Francis Kinubi, head teacher of Salama School for the Blind uses his braille machine. PHOTO BY PHIONAH NASSANGA

What you need to know:

Scaling heights. Francis Kinubi, the head teacher of Salama School of the blind in Mukono District, did not allow his condition to prevent him from pursuing his dreams. He tells PHIONAH NASSANGA his story.

“Becoming visually-impaired was a misfortune to my family, but I got a chance to become a teacher, not a herdsman,” Francis Kinubi, the head teacher of Salama School for the Blind in Mukono District says.

Leading me to his office, it all seems so unbelievable how Kinubi, with ease finds his footing using a white cane. At the office, he reaches for keys in his pocket and opens the office. “I know this office like the back of my hand,” Kinubi says, as he offers me a seat.

While most people cannot imagine navigating life without sight, Kinubi’s story is from 55 years ago.
Growing up he felt like nobody understood what he was going through.
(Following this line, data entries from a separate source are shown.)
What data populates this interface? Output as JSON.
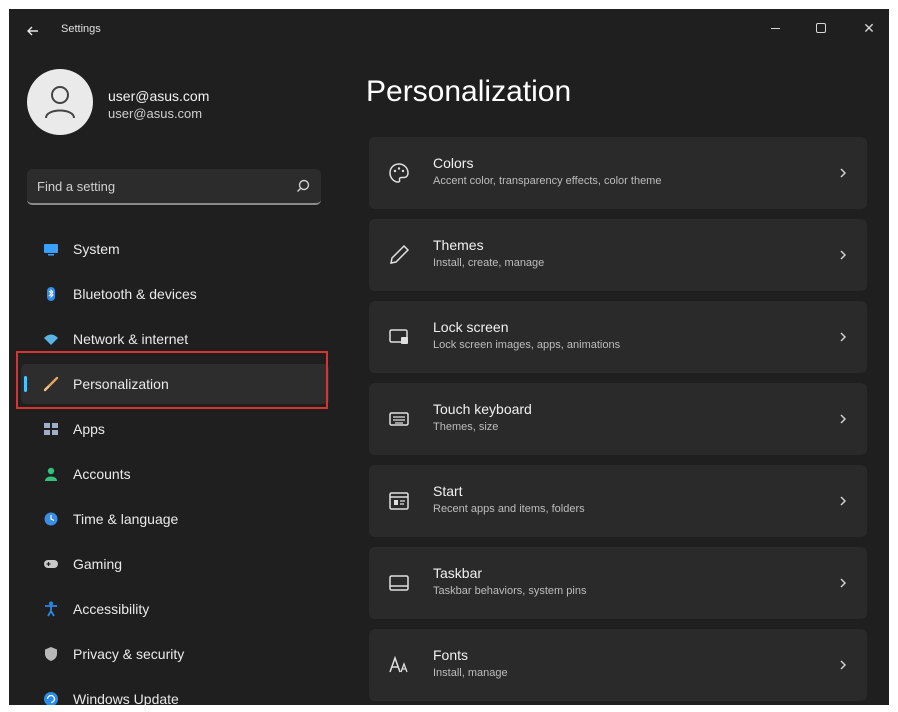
{
  "window": {
    "title": "Settings"
  },
  "profile": {
    "name": "user@asus.com",
    "email": "user@asus.com"
  },
  "search": {
    "placeholder": "Find a setting"
  },
  "sidebar": {
    "items": [
      {
        "label": "System",
        "icon": "display-icon",
        "color": "#3aa0ff"
      },
      {
        "label": "Bluetooth & devices",
        "icon": "bluetooth-icon",
        "color": "#2e8cf0"
      },
      {
        "label": "Network & internet",
        "icon": "wifi-icon",
        "color": "#5ab4e6"
      },
      {
        "label": "Personalization",
        "icon": "brush-icon",
        "color": "#e6a560",
        "active": true
      },
      {
        "label": "Apps",
        "icon": "apps-icon",
        "color": "#9fb0c6"
      },
      {
        "label": "Accounts",
        "icon": "person-icon",
        "color": "#31c27c"
      },
      {
        "label": "Time & language",
        "icon": "globe-clock-icon",
        "color": "#3a8ee6"
      },
      {
        "label": "Gaming",
        "icon": "gamepad-icon",
        "color": "#c9c9c9"
      },
      {
        "label": "Accessibility",
        "icon": "accessibility-icon",
        "color": "#2b88e0"
      },
      {
        "label": "Privacy & security",
        "icon": "shield-icon",
        "color": "#b8b8b8"
      },
      {
        "label": "Windows Update",
        "icon": "update-icon",
        "color": "#2a8ce8"
      }
    ]
  },
  "main": {
    "title": "Personalization",
    "cards": [
      {
        "title": "Colors",
        "subtitle": "Accent color, transparency effects, color theme",
        "icon": "palette-icon"
      },
      {
        "title": "Themes",
        "subtitle": "Install, create, manage",
        "icon": "pen-icon"
      },
      {
        "title": "Lock screen",
        "subtitle": "Lock screen images, apps, animations",
        "icon": "lock-screen-icon"
      },
      {
        "title": "Touch keyboard",
        "subtitle": "Themes, size",
        "icon": "keyboard-icon"
      },
      {
        "title": "Start",
        "subtitle": "Recent apps and items, folders",
        "icon": "start-icon"
      },
      {
        "title": "Taskbar",
        "subtitle": "Taskbar behaviors, system pins",
        "icon": "taskbar-icon"
      },
      {
        "title": "Fonts",
        "subtitle": "Install, manage",
        "icon": "fonts-icon"
      }
    ]
  },
  "colors": {
    "accent": "#4cc2ff",
    "highlight": "#d83434",
    "window_bg": "#1f1f1f",
    "card_bg": "#2a2a2a"
  }
}
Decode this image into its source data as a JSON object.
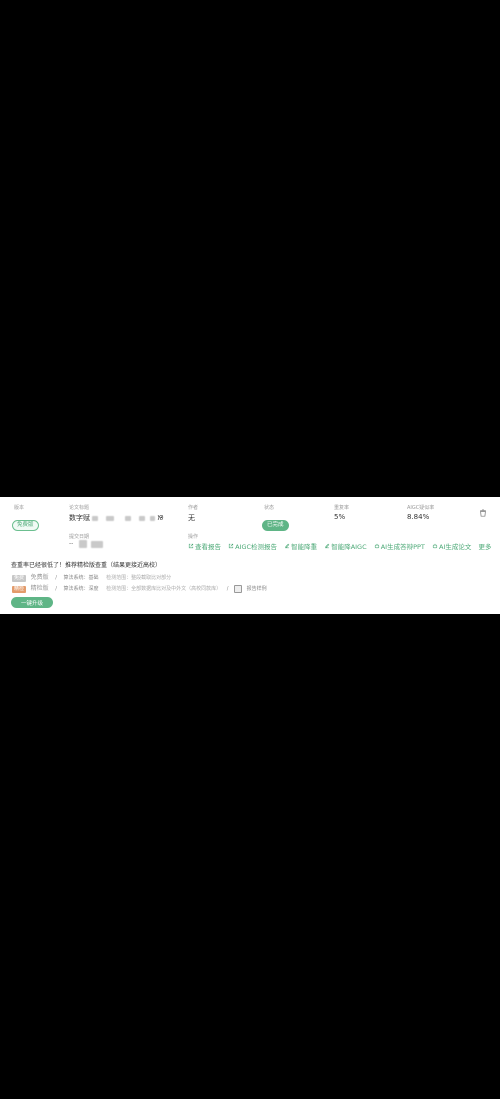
{
  "card": {
    "version_label": "版本",
    "version_tag": "免费版",
    "title_label": "论文标题",
    "title_value": "数字赋",
    "title_tail": "ᘠ",
    "advisor_label": "作者",
    "advisor_value": "无",
    "status_label": "状态",
    "status_tag": "已完成",
    "repeat_label": "重复率",
    "repeat_value": "5%",
    "aigc_label": "AIGC疑似率",
    "aigc_value": "8.84%",
    "date_label": "提交日期",
    "date_value": "--",
    "ops_label": "操作",
    "ops": [
      {
        "label": "查看报告",
        "icon": "external-link-icon"
      },
      {
        "label": "AIGC检测报告",
        "icon": "external-link-icon"
      },
      {
        "label": "智能降重",
        "icon": "edit-icon"
      },
      {
        "label": "智能降AIGC",
        "icon": "edit-icon"
      },
      {
        "label": "AI生成答辩PPT",
        "icon": "robot-icon"
      },
      {
        "label": "AI生成论文",
        "icon": "robot-icon"
      }
    ],
    "more_label": "更多",
    "promo_text": "查重率已经很低了！推荐精检版查重（结果更接近高校）",
    "free_row": {
      "chip": "免费",
      "name": "免费版",
      "sep": "/",
      "algo": "算法系统：基础",
      "scope": "检测范围：整段截取比对部分"
    },
    "precise_row": {
      "chip": "精检",
      "name": "精检版",
      "sep": "/",
      "algo": "算法系统：深度",
      "scope": "检测范围：全部数据库比对及中外文（高校同款库）",
      "extra": "报告样例"
    },
    "action_button": "一键升级"
  },
  "colors": {
    "accent": "#5fb586",
    "background": "#000000",
    "card": "#ffffff"
  }
}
Kinubi was often discriminated against.

However, his mother’s love and the nuns at St Francis Primary School for the Blind, Madera in Soroti District made him yearn for a bright future.

Tough beginnings
Kinubi is the fourth born of 11 children. Raised in a family of the late Yokana Muganga and Agnes Berahwo, both nomadic pastoralists, they were constantly on the move. He was a healthy and happy child who used to follow his siblings to graze his father’s cattle in Sanga, Kiruhura District.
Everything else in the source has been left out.